Erst danach, im letzten Kapitel seines Schriftchens, kommt Kampffmeyer „auf die politischen Aufgaben des Proletariats und die Eroberung der politischen Macht" zu sprechen. Es versteht sich, dass er nach Möglichkeit ein Zusammengehen der Sozialdemokratie mit den bürgerlich-radikalen Parteien empfiehlt. „Die Sozialdemokraten und die Liberalen empfinden vielleicht in einem gegebenen Falle den Konservativen als einen sehr lästigen, aufdringlichen Herrn, nun gut, so mögen sie ihm, wenn es ihr beiderseitiges Interesse erheischt, einen Fußtritt geben. Wir Deutschen theoretisieren aber so lange über diesen Fußtritt, bis wir den passenden Moment für ihn versäumt haben. Ja, ja, wir haben ganz ängstlich zu erwägen, ob wir nicht durch diesen Fußtritt korrumpiert werden. Gewiss, diese Korruption ist unsere gerechte Strafe, wenn wir schon in unserer politischen Überzeugung durch eine derartige klare, natürliche Handlung Schiffbruch erleiden." Wenn Kampffmeyer diese Sätze ernsthaft gemeint hat, woran doch nicht zu zweifeln ist, so wäre es interessant, von ihm aus der Geschichte des letzten Menschenalters auch nur einen einzigen „gegebenen Fall" angeführt zu hören, in dem die Liberalen der absolutistisch-feudalen Reaktion „einen Fußtritt geben" wollten und nicht die Sozialdemokratie sofort und ohne jedes „Theoretisieren" als geschlossene Masse hinter sich gehabt hätten. Nur einen einzigen Fall, und Kampffmeyer soll recht haben. Kann er das aber nicht, so wissen wir wirklich nicht, was er will. Denn dass die Sozialdemokratie sich ins Schlepptau der halben, kläglichen und verräterischen Opposition habe nehmen lassen sollen, die der Liberalismus seit einem Menschenalter der absolutistisch-feudalen Reaktion gemacht hat, kann er doch unmöglich gemeint haben.
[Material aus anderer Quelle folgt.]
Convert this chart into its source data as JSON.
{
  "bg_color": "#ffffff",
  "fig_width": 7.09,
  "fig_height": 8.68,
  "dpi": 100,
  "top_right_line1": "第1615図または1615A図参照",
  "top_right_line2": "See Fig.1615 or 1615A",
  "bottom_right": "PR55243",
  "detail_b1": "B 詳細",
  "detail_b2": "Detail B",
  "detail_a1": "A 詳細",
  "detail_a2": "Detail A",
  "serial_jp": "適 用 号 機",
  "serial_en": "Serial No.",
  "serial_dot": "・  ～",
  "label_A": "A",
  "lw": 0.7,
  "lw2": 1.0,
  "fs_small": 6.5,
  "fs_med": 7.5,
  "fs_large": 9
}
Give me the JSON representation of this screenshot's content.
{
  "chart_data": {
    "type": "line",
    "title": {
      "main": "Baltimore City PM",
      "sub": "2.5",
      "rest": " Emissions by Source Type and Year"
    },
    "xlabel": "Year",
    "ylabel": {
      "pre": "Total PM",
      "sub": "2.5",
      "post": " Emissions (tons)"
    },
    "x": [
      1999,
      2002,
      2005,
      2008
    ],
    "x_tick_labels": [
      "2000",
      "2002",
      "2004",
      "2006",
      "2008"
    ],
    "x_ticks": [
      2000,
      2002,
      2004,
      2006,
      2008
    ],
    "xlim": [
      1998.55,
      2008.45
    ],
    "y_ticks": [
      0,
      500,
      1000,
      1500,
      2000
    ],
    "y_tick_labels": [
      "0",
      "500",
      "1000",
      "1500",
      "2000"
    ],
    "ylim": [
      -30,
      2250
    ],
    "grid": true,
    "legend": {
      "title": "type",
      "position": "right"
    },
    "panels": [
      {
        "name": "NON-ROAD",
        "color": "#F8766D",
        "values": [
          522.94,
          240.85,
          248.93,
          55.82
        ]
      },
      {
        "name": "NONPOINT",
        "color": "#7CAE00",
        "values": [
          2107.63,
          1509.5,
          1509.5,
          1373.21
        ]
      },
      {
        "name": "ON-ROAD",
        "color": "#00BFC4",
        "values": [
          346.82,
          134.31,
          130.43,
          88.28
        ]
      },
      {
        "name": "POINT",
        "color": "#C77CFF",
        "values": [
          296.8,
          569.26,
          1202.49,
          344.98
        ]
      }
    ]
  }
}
Im Übrigen wünschen wir seinem Schriftchen die weiteste Verbreitung innerhalb der Partei. Das ist durchaus nicht ironisch gemeint, sowenig wir Kampffmeyers Ansichten teilen. Er ist ein zu begabter, ehrlicher und unterrichteter Schriftsteller, um nicht gründlich und klar die Richtung zu vertreten, die er für richtig hält. Und das ist unter allen Umständen ein großer Vorzug. Wie die richtige Stellung einer Frage immer schon ihre halbe Lösung ist, so ist das klare Heraustreten der kleinbürgerlich-reformlerischen Tendenz schon ihre halbe Überwindung. Was wir wirklich fürchten, ist nur die Unklarheit, und damit hat Kampffmeyer recht hübsch aufgeräumt.